By revealing his conviction that homosexual marriage is admirable, President Obama has upset much of his black voter base, which supported him at 96% in the 2008 election. The president’s declaration runs cross grain with the majority conviction of African Americans. (A November Washington Post-Kaiser Family Foundation poll found that 58% counted gay marriage “unacceptable.”) Furthermore, he has to be concerned that seven out of ten black voters in California affirmed Proposition 8, which overruled the state Supreme Court’s legalization of same-sex marriage—and that in North Carolina, two-thirds of the black voters supported a ban on such marriage.

Opposition voices in the African American community are starting to surface, most notably that of Bishop Harry Jackson, pastor of the 3,000-member Hope Christian Church in Beltsville, Maryland, who, on April 28, led a rally in Washington’s Freedom Plaza. (The good bishop has observed, “I believe that the Bible teaches that same-sex marriage is an oxymoron.”) Still, he and other opponents have their work cut out for them since such reverends as Jesse Jackson and Al Sharpton have rallied on behalf of the president’s perspective. And now the NAACP has thrown in with them.

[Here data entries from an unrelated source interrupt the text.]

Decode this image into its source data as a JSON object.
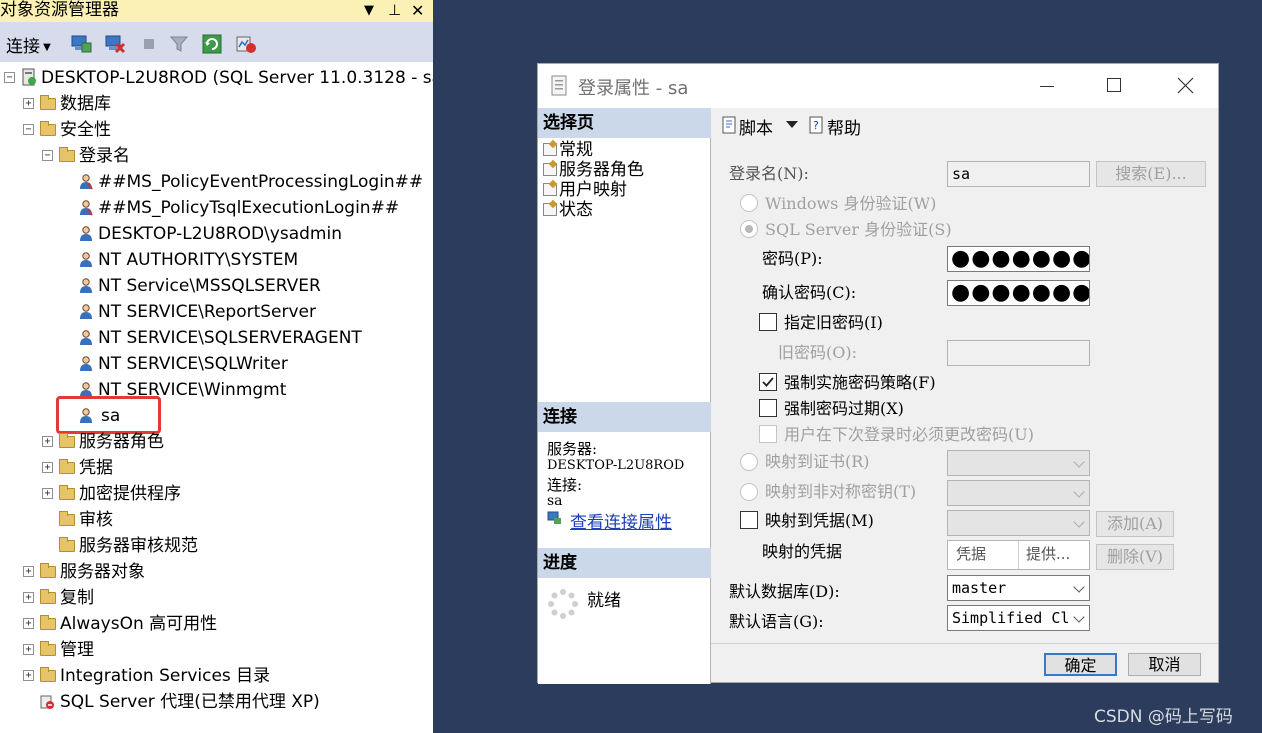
{
  "explorer": {
    "title": "对象资源管理器",
    "title_controls": [
      "▼",
      "⊥",
      "✕"
    ],
    "connect_label": "连接",
    "tree": {
      "server": "DESKTOP-L2U8ROD (SQL Server 11.0.3128 - sa)",
      "databases": "数据库",
      "security": "安全性",
      "logins": "登录名",
      "login_items": [
        "##MS_PolicyEventProcessingLogin##",
        "##MS_PolicyTsqlExecutionLogin##",
        "DESKTOP-L2U8ROD\\ysadmin",
        "NT AUTHORITY\\SYSTEM",
        "NT Service\\MSSQLSERVER",
        "NT SERVICE\\ReportServer",
        "NT SERVICE\\SQLSERVERAGENT",
        "NT SERVICE\\SQLWriter",
        "NT SERVICE\\Winmgmt",
        "sa"
      ],
      "server_roles": "服务器角色",
      "credentials": "凭据",
      "crypto_providers": "加密提供程序",
      "audits": "审核",
      "audit_specs": "服务器审核规范",
      "server_objects": "服务器对象",
      "replication": "复制",
      "alwayson": "AlwaysOn 高可用性",
      "management": "管理",
      "integration": "Integration Services 目录",
      "agent": "SQL Server 代理(已禁用代理 XP)"
    },
    "highlight_color": "#e53935"
  },
  "dialog": {
    "title": "登录属性 - sa",
    "select_page_header": "选择页",
    "pages": [
      "常规",
      "服务器角色",
      "用户映射",
      "状态"
    ],
    "connection_header": "连接",
    "server_label": "服务器:",
    "server_value": "DESKTOP-L2U8ROD",
    "connection_label": "连接:",
    "connection_value": "sa",
    "view_conn_props": "查看连接属性",
    "progress_header": "进度",
    "progress_status": "就绪",
    "toolbar": {
      "script": "脚本",
      "help": "帮助"
    },
    "form": {
      "login_name_label": "登录名(N):",
      "login_name_value": "sa",
      "search_button": "搜索(E)...",
      "windows_auth": "Windows 身份验证(W)",
      "sql_auth": "SQL Server 身份验证(S)",
      "password_label": "密码(P):",
      "password_value": "●●●●●●●●",
      "confirm_label": "确认密码(C):",
      "confirm_value": "●●●●●●●●",
      "specify_old": "指定旧密码(I)",
      "old_password_label": "旧密码(O):",
      "enforce_policy": "强制实施密码策略(F)",
      "enforce_expiration": "强制密码过期(X)",
      "must_change": "用户在下次登录时必须更改密码(U)",
      "map_cert": "映射到证书(R)",
      "map_asym": "映射到非对称密钥(T)",
      "map_cred": "映射到凭据(M)",
      "add_button": "添加(A)",
      "mapped_creds_label": "映射的凭据",
      "cred_col1": "凭据",
      "cred_col2": "提供...",
      "remove_button": "删除(V)",
      "default_db_label": "默认数据库(D):",
      "default_db_value": "master",
      "default_lang_label": "默认语言(G):",
      "default_lang_value": "Simplified Cl"
    },
    "ok_button": "确定",
    "cancel_button": "取消"
  },
  "watermark": "CSDN @码上写码"
}
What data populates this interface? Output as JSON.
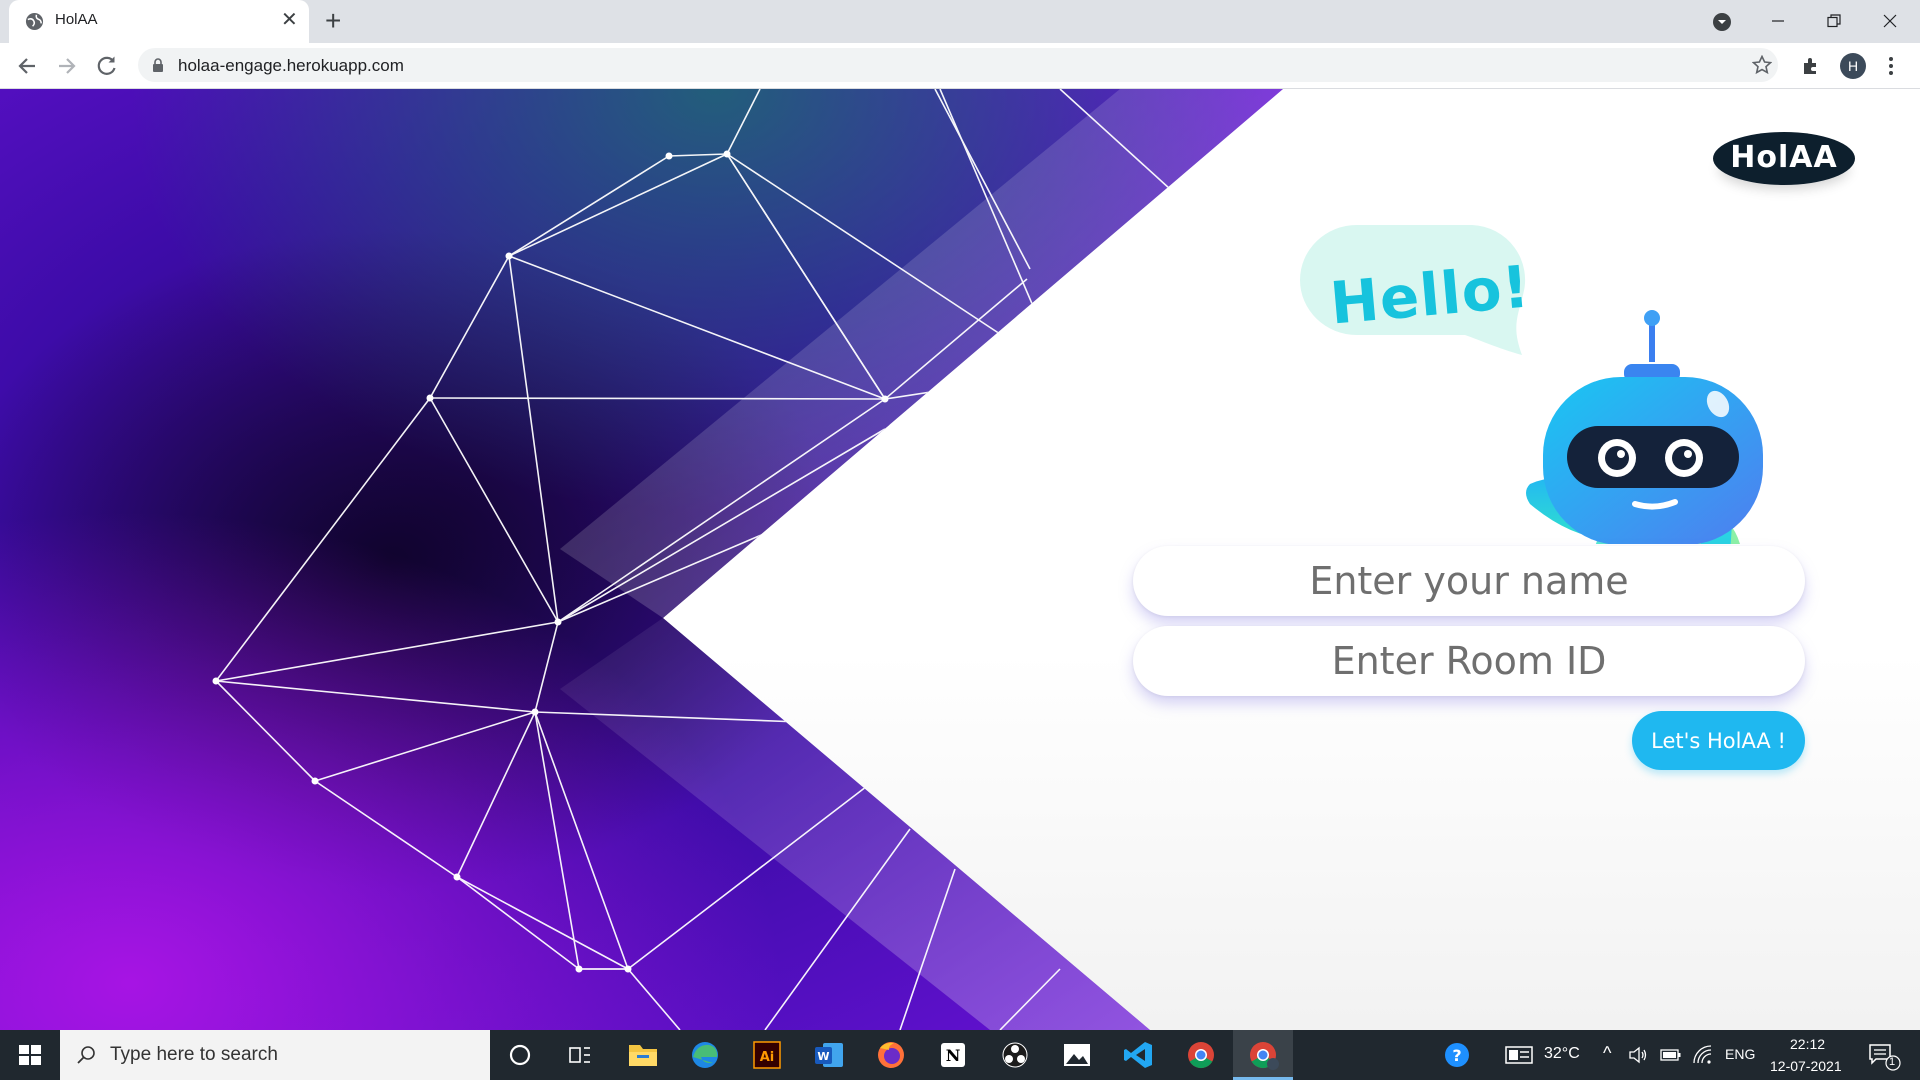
{
  "browser": {
    "tab_title": "HolAA",
    "new_tab_icon": "plus-icon",
    "url": "holaa-engage.herokuapp.com",
    "profile_initial": "H"
  },
  "page": {
    "logo_text": "HolAA",
    "greeting": "Hello!",
    "name_placeholder": "Enter your name",
    "room_placeholder": "Enter Room ID",
    "submit_label": "Let's HolAA !",
    "colors": {
      "accent": "#1fb8f0",
      "hero_purple": "#5a0fc8",
      "hero_dark": "#12062e",
      "robot_blue": "#3fa3f5"
    }
  },
  "taskbar": {
    "search_placeholder": "Type here to search",
    "weather": "32°C",
    "language": "ENG",
    "time": "22:12",
    "date": "12-07-2021",
    "notification_count": "1",
    "pinned_apps": [
      "file-explorer",
      "edge",
      "illustrator",
      "word",
      "firefox",
      "notion",
      "obs",
      "photos",
      "vscode",
      "chrome",
      "chrome-profile"
    ]
  }
}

What could possess them to do so when race is determined at conception but sexual activity is a matter of day-to-day choice? How could they equate the two morally?

Fortunately, we have some statements on the matter:

Al Sharpton explains, “We cannot be selective with civil rights. We must support civil rights for everybody or we don’t support them for anyone.” Jesse Jackson adds, “You may choose your mate, but you cannot deny someone else the right to choose their mate.” Then, quoting their resolution on the subject as well as the Fourteenth Amendment, the NAACP’s Benjamin Jealous says that it’s their “objective to ensure the ‘political, educational, social and economic equality’ of all people.”

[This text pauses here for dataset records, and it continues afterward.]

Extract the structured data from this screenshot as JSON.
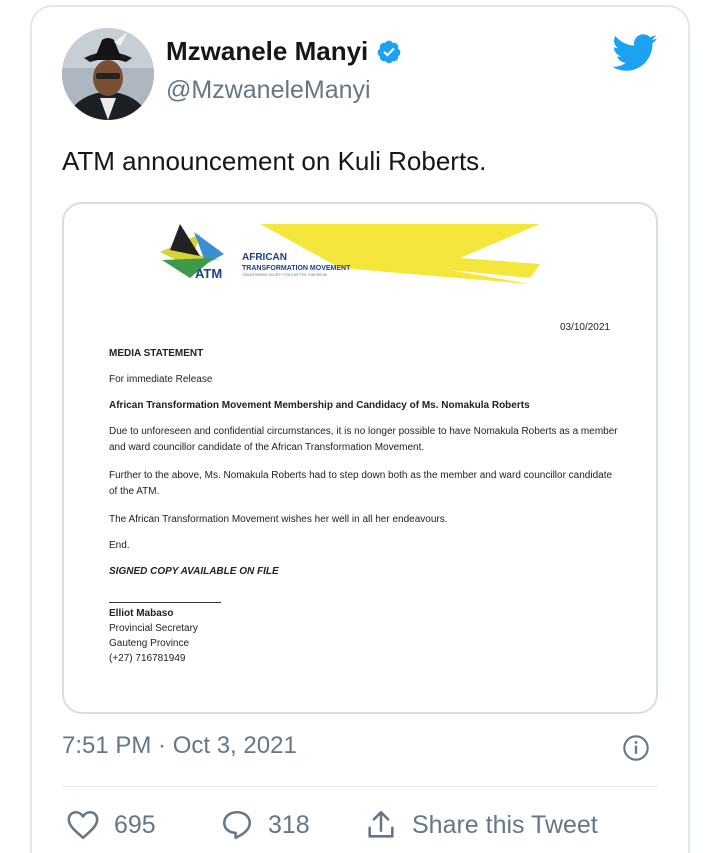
{
  "tweet": {
    "display_name": "Mzwanele Manyi",
    "handle": "@MzwaneleManyi",
    "text": "ATM announcement on Kuli Roberts.",
    "timestamp": "7:51 PM · Oct 3, 2021",
    "likes": "695",
    "replies": "318",
    "share_label": "Share this Tweet",
    "brand_color": "#1da1f2",
    "verified_color": "#1da1f2"
  },
  "document": {
    "logo_title": "AFRICAN",
    "logo_subtitle": "TRANSFORMATION MOVEMENT",
    "logo_tagline": "TRANSFORMING SOCIETY FOR A BETTER TOMORROW",
    "logo_abbr": "ATM",
    "date": "03/10/2021",
    "heading": "MEDIA STATEMENT",
    "release": "For immediate Release",
    "subject": "African Transformation Movement Membership and Candidacy of Ms. Nomakula Roberts",
    "para1": "Due to unforeseen and confidential circumstances, it is no longer possible to have Nomakula Roberts as a member and ward councillor candidate of the African Transformation Movement.",
    "para2": "Further to the above, Ms. Nomakula Roberts had to step down both as the member and ward councillor candidate of the ATM.",
    "para3": "The African Transformation Movement wishes her well in all her endeavours.",
    "end": "End.",
    "signed": "SIGNED COPY AVAILABLE ON FILE",
    "signatory": "Elliot Mabaso",
    "role": "Provincial Secretary",
    "province": "Gauteng Province",
    "phone": "(+27) 716781949"
  },
  "icons": [
    "twitter-bird-icon",
    "verified-icon",
    "info-icon",
    "heart-icon",
    "reply-icon",
    "share-icon"
  ]
}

Unfortunately, they’ve not explored (or disclosed) the implications of this sweeping language. If “civil rights for everybody,” “right to choose their mate,” and “equality of all people” opens the door for gay marriage, then it also opens the door for pedophilia, polygamy, incest, and polyamory. This is what happens when “all people” have “a right to choose their mate.” Of course, these advocates would object that they’re not talking about these immoral and illegal practices. But there they tip their hand. To keep some marriage guidelines in place, they have to adjudge homosexuality as at least morally neutral, which it’s not. In other words, they know perfectly well that some marriage discrimination is in order. But they have to paper over this obvious fact with grand, vague language.

Benjamin Jealous presumes to speak for a group dedicated to the “advancement of colored people,” but it’s hard to see how ignoring logic and defying natural law (not to mention biblical revelation) can serve to “advance” anything beyond short-term political calculations.